Ever had somebody leave you and tell you they never really loved you? That you’re a loser, a waste of time they should have known to avoid? You carry that one around too, but instead of an insupportable weight, it’s more like a horrible burn, nerve endings fried and stuck on jangling alert, a pain that occasionally subsides to a bitter, itching ache, but then flares up into agony again without warning.
Here’s one more: Ever had somebody steal the thing that mattered most to you? Then laugh in your face about it? Leave you helpless and seething?
Okay, now imagine that all three things happened at the same time, with the same woman.
Her name was Caz, short for Casimira, also known as the Countess of Cold Hands, a she-demon of high standing and about the most mesmerizing creature I’d ever seen. When we met we were on opposite sides in the ancient conflict between Heaven and Hell. We became lovers, which both of us knew was an extremely stupid, supremely dangerous thing to do. But something drew us together, although that’s a pretty damn bland, vanilla way of putting it. We made sparks—no, a raging fire—and it still blazed inside of me, long after she’d gone. Some days it seemed like it was going to burn me to ashes.
Caz belonged to Eligor, one of the Grand Dukes of Hell. After our affair, our fling, whatever you want to call it, she went back to him. She even tried to make me think she’d never cared about me, but, see, I didn’t believe that. I was certain she felt something too because, if not, then I was wrong about everything. I’m talking about up is down, black is white, the world is really flat after all kind of wrong.

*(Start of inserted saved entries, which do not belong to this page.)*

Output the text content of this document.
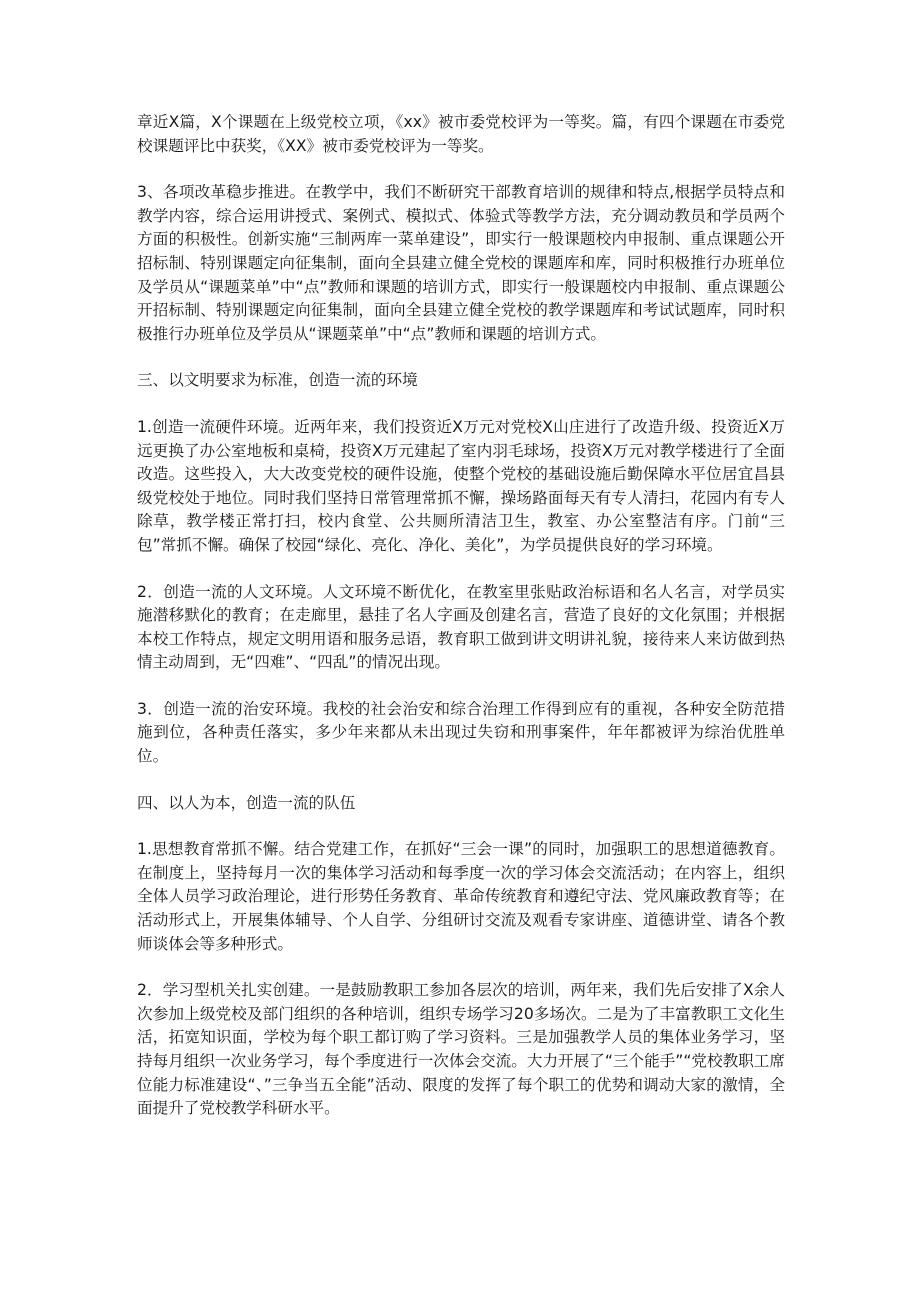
章近X篇，X个课题在上级党校立项，《xx》被市委党校评为一等奖。篇，有四个课题在市委党校课题评比中获奖，《XX》被市委党校评为一等奖。

3、各项改革稳步推进。在教学中，我们不断研究干部教育培训的规律和特点,根据学员特点和教学内容，综合运用讲授式、案例式、模拟式、体验式等教学方法，充分调动教员和学员两个方面的积极性。创新实施“三制两库一菜单建设”，即实行一般课题校内申报制、重点课题公开招标制、特别课题定向征集制，面向全县建立健全党校的课题库和库，同时积极推行办班单位及学员从“课题菜单”中“点”教师和课题的培训方式，即实行一般课题校内申报制、重点课题公开招标制、特别课题定向征集制，面向全县建立健全党校的教学课题库和考试试题库，同时积极推行办班单位及学员从“课题菜单”中“点”教师和课题的培训方式。

三、以文明要求为标准，创造一流的环境

1.创造一流硬件环境。近两年来，我们投资近X万元对党校X山庄进行了改造升级、投资近X万远更换了办公室地板和桌椅，投资X万元建起了室内羽毛球场，投资X万元对教学楼进行了全面改造。这些投入，大大改变党校的硬件设施，使整个党校的基础设施后勤保障水平位居宜昌县级党校处于地位。同时我们坚持日常管理常抓不懈，操场路面每天有专人清扫，花园内有专人除草，教学楼正常打扫，校内食堂、公共厕所清洁卫生，教室、办公室整洁有序。门前“三包”常抓不懈。确保了校园“绿化、亮化、净化、美化”，为学员提供良好的学习环境。

2．创造一流的人文环境。人文环境不断优化，在教室里张贴政治标语和名人名言，对学员实施潜移默化的教育；在走廊里，悬挂了名人字画及创建名言，营造了良好的文化氛围；并根据本校工作特点，规定文明用语和服务忌语，教育职工做到讲文明讲礼貌，接待来人来访做到热情主动周到，无“四难”、“四乱”的情况出现。

3．创造一流的治安环境。我校的社会治安和综合治理工作得到应有的重视，各种安全防范措施到位，各种责任落实，多少年来都从未出现过失窃和刑事案件，年年都被评为综治优胜单位。

四、以人为本，创造一流的队伍

1.思想教育常抓不懈。结合党建工作，在抓好“三会一课”的同时，加强职工的思想道德教育。在制度上，坚持每月一次的集体学习活动和每季度一次的学习体会交流活动；在内容上，组织全体人员学习政治理论，进行形势任务教育、革命传统教育和遵纪守法、党风廉政教育等；在活动形式上，开展集体辅导、个人自学、分组研讨交流及观看专家讲座、道德讲堂、请各个教师谈体会等多种形式。

2．学习型机关扎实创建。一是鼓励教职工参加各层次的培训，两年来，我们先后安排了X余人次参加上级党校及部门组织的各种培训，组织专场学习20多场次。二是为了丰富教职工文化生活，拓宽知识面，学校为每个职工都订购了学习资料。三是加强教学人员的集体业务学习，坚持每月组织一次业务学习，每个季度进行一次体会交流。大力开展了“三个能手”“党校教职工席位能力标准建设“、”三争当五全能”活动、限度的发挥了每个职工的优势和调动大家的激情，全面提升了党校教学科研水平。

Call me stupid if you want, but I wouldn’t believe that. I couldn’t. Beside, I had a more practical reason for thinking that she really cared for me. Don’t worry, we’re coming to that soon.
Anyway, now Eligor hated me because I’d messed with his “property” (okay, also because of some other stuff, like shooting his secretary, getting his bodyguard eaten, and generally interfering with his plans). The power imbalance between us was ridiculously skewed in Eligor’s favor: he was infernal royalty, and I was a minor mid-level functionary who already had a bit of a negative reputation with my superiors. So why wasn’t I dead? Because I had the feather—a golden feather from the wing of an important angel that marked an illicit bargain made between Grand Duke Eligor and someone in Heaven whose identity I still didn’t know. Eligor definitely didn’t want that feather going public, and as long as I had it stashed safely away I felt sure he would leave me alone. On the other hand, Eligor had Caz, and he’d taken her back to Hell, far out of my reach. Stalemate. At least that’s what I’d thought when the whole thing started. As it turned out, I had built a house of cards out of the flimsiest set of assumptions possible.
Oops. Getting ahead of myself a little. A lot of things happened before I even heard of the Neronian Bridge, and I should probably tell you about some of them before we return to Hell.
The latest episode of the ongoing craziness that is my afterlife started with what normal folk would call a job review. Except normal folk wouldn’t be reviewed by a group of pissed-off celestials who could literally destroy an immortal soul with a single word. Even the poor bastards who work for Trump don’t have to put up with that.